For critical tasks (important communications, analyses that will be presented), always review the output as you would the work of a competent intern: are the facts correct? Is the tone right? Did the model invent or over-generalize anything? AI is an accelerator, not a substitute for your judgment.

Frequently Asked Questions

What is the difference between prompts for ChatGPT, Claude, and Gemini?
All three models respond well to the same well-written prompts, but each has nuances. Claude follows instructions very literally and excels at analyzing long texts and tasks with many constraints. GPT-4o is more conversational and handles roleplay and creativity well. Gemini has advantages on tasks requiring live data (via Google Search) and multimodal inputs. For most professional prompts, the difference is small — a well-written prompt works across all three.
Why do my prompts generate generic responses?
Generic responses are a symptom of insufficient context. The 4 elements that most improve specificity: (1) who you are and your role, (2) who the output is for and what they already know, (3) real constraints (length, tone, what not to include), (4) expected format with an example. A 3-line prompt with these elements produces far better responses than long but vague prompts.
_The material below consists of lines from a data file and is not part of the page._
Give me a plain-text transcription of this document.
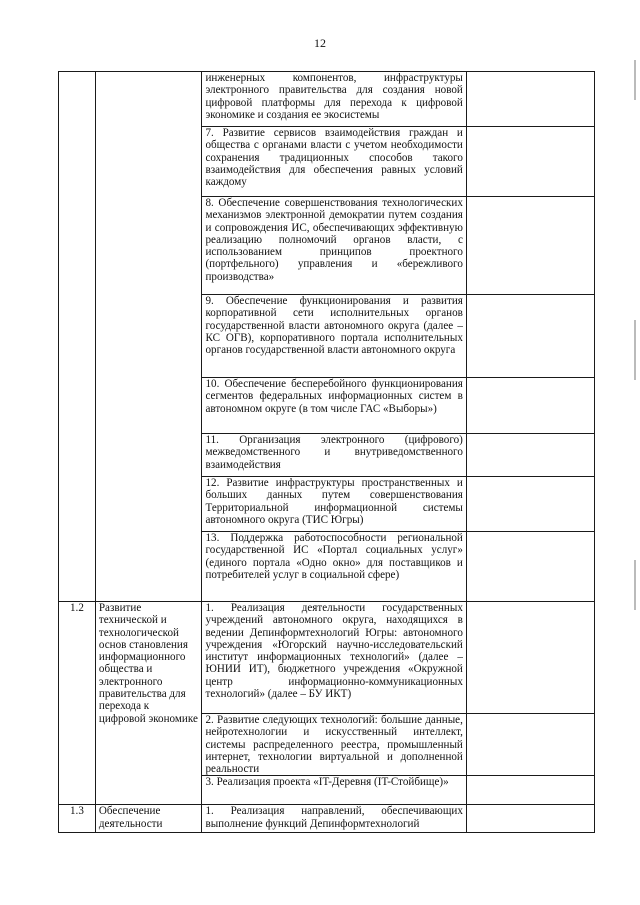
12

		инженерных компонентов, инфраструктуры электронного правительства для создания новой цифровой платформы для перехода к цифровой экономике и создания ее экосистемы	

		7. Развитие сервисов взаимодействия граждан и общества с органами власти с учетом необходимости сохранения традиционных способов такого взаимодействия для обеспечения равных условий каждому	

		8. Обеспечение совершенствования технологических механизмов электронной демократии путем создания и сопровождения ИС, обеспечивающих эффективную реализацию полномочий органов власти, с использованием принципов проектного (портфельного) управления и «бережливого производства»	

		9. Обеспечение функционирования и развития корпоративной сети исполнительных органов государственной власти автономного округа (далее – КС ОГВ), корпоративного портала исполнительных органов государственной власти автономного округа	

		10. Обеспечение бесперебойного функционирования сегментов федеральных информационных систем в автономном округе (в том числе ГАС «Выборы»)	

		11. Организация электронного (цифрового) межведомственного и внутриведомственного взаимодействия	

		12. Развитие инфраструктуры пространственных и больших данных путем совершенствования Территориальной информационной системы автономного округа (ТИС Югры)	

		13. Поддержка работоспособности региональной государственной ИС «Портал социальных услуг» (единого портала «Одно окно» для поставщиков и потребителей услуг в социальной сфере)	

1.2	Развитие технической и технологической основ становления информационного общества и электронного правительства для перехода к цифровой экономике	1. Реализация деятельности государственных учреждений автономного округа, находящихся в ведении Депинформтехнологий Югры: автономного учреждения «Югорский научно-исследовательский институт информационных технологий» (далее – ЮНИИ ИТ), бюджетного учреждения «Окружной центр информационно-коммуникационных технологий» (далее – БУ ИКТ)	

		2. Развитие следующих технологий: большие данные, нейротехнологии и искусственный интеллект, системы распределенного реестра, промышленный интернет, технологии виртуальной и дополненной реальности	

		3. Реализация проекта «IT-Деревня (IT-Стойбище)»	

1.3	Обеспечение деятельности	1. Реализация направлений, обеспечивающих выполнение функций Депинформтехнологий	
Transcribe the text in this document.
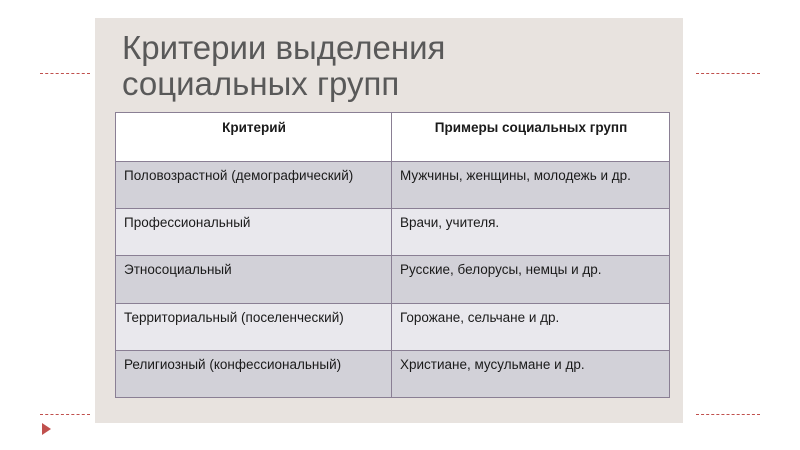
Критерии выделения
социальных групп
Критерий	Примеры социальных групп
Половозрастной (демографический)	Мужчины, женщины, молодежь и др.
Профессиональный	Врачи, учителя.
Этносоциальный	Русские, белорусы, немцы и др.
Территориальный (поселенческий)	Горожане, сельчане и др.
Религиозный (конфессиональный)	Христиане, мусульмане и др.
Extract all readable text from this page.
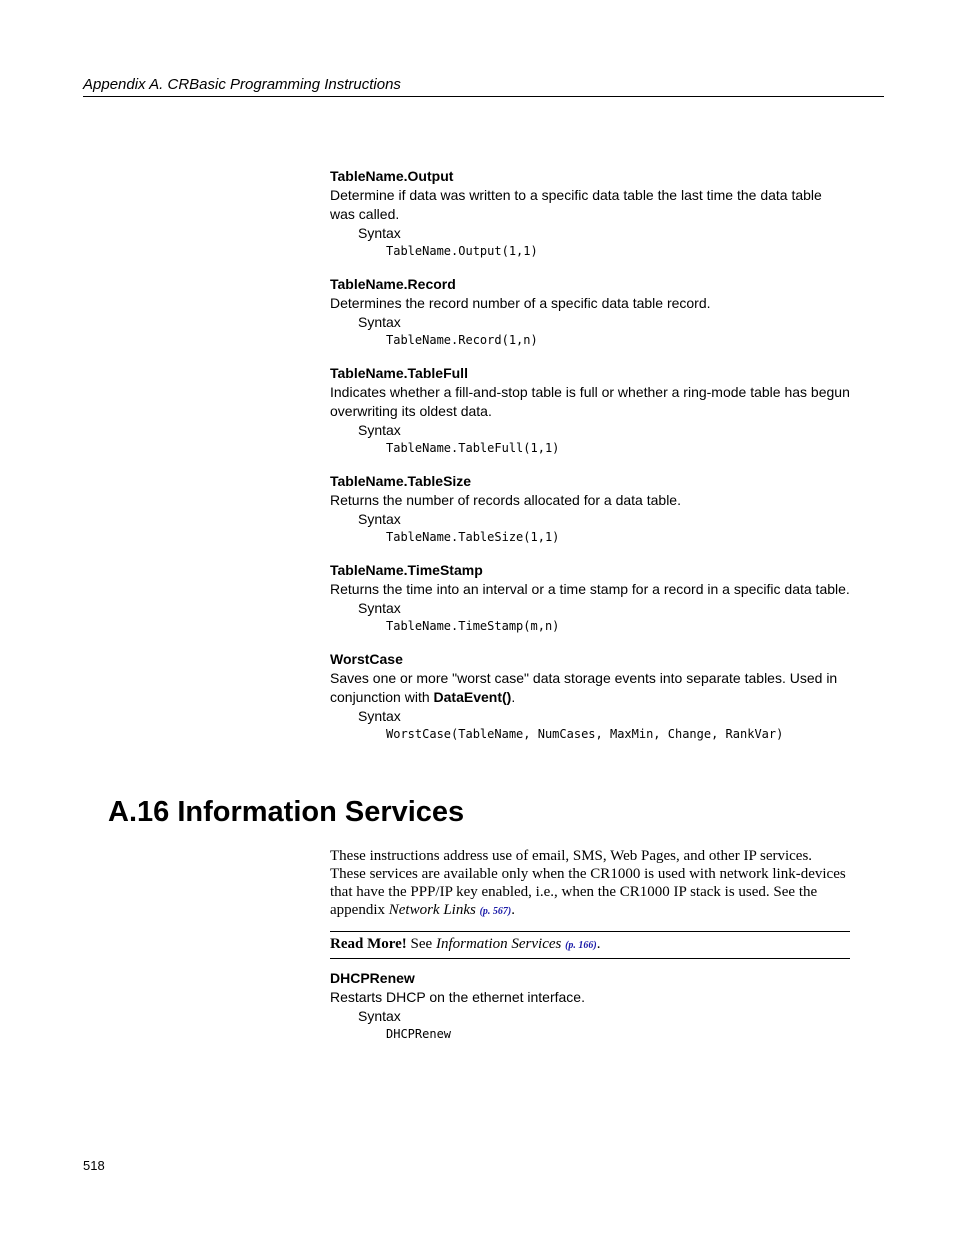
Appendix A. CRBasic Programming Instructions
TableName.Output
Determine if data was written to a specific data table the last time the data table was called.
Syntax
TableName.Output(1,1)
TableName.Record
Determines the record number of a specific data table record.
Syntax
TableName.Record(1,n)
TableName.TableFull
Indicates whether a fill-and-stop table is full or whether a ring-mode table has begun overwriting its oldest data.
Syntax
TableName.TableFull(1,1)
TableName.TableSize
Returns the number of records allocated for a data table.
Syntax
TableName.TableSize(1,1)
TableName.TimeStamp
Returns the time into an interval or a time stamp for a record in a specific data table.
Syntax
TableName.TimeStamp(m,n)
WorstCase
Saves one or more "worst case" data storage events into separate tables. Used in conjunction with DataEvent().
Syntax
WorstCase(TableName, NumCases, MaxMin, Change, RankVar)
A.16 Information Services
These instructions address use of email, SMS, Web Pages, and other IP services. These services are available only when the CR1000 is used with network link-devices that have the PPP/IP key enabled, i.e., when the CR1000 IP stack is used. See the appendix Network Links (p. 567).
Read More! See Information Services (p. 166).
DHCPRenew
Restarts DHCP on the ethernet interface.
Syntax
DHCPRenew
518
Should I use the same prompt or adjust it for each conversation?
Create templates for recurring tasks. A well-calibrated "meeting minutes" prompt is worth saving and reusing — just adjust the variables (attendees, topic, date). For unique and complex tasks, start with a robust prompt and iterate in the same conversation: ask for alternative versions, tone adjustments, format variations. The conversation history is free context.
Is prompt engineering a difficult skill to learn?
The learning curve is fast. Within 2–3 hours of practice with the fundamentals (clear context, explicit constraints, expected format, examples), most people can produce prompts that generate useful results. What takes practice is calibrating the level of detail: too little context → generic response; irrelevant details → the model gets distracted. The highest-impact technique for beginners is output specification: describing exactly what you want to see in the response.
How do I write effective prompts in a language other than English?
Modern LLMs (GPT-4o, Claude, Gemini) are highly proficient in most major languages. For best results: (1) write your prompt in your target language — the model will respond in the same language, (2) specify "respond in British English" or the exact regional variant if needed, (3) for technical jargon, you can mix languages without issue — models handle code-switching fluently. Native-language prompts consistently outperform auto-translated English ones.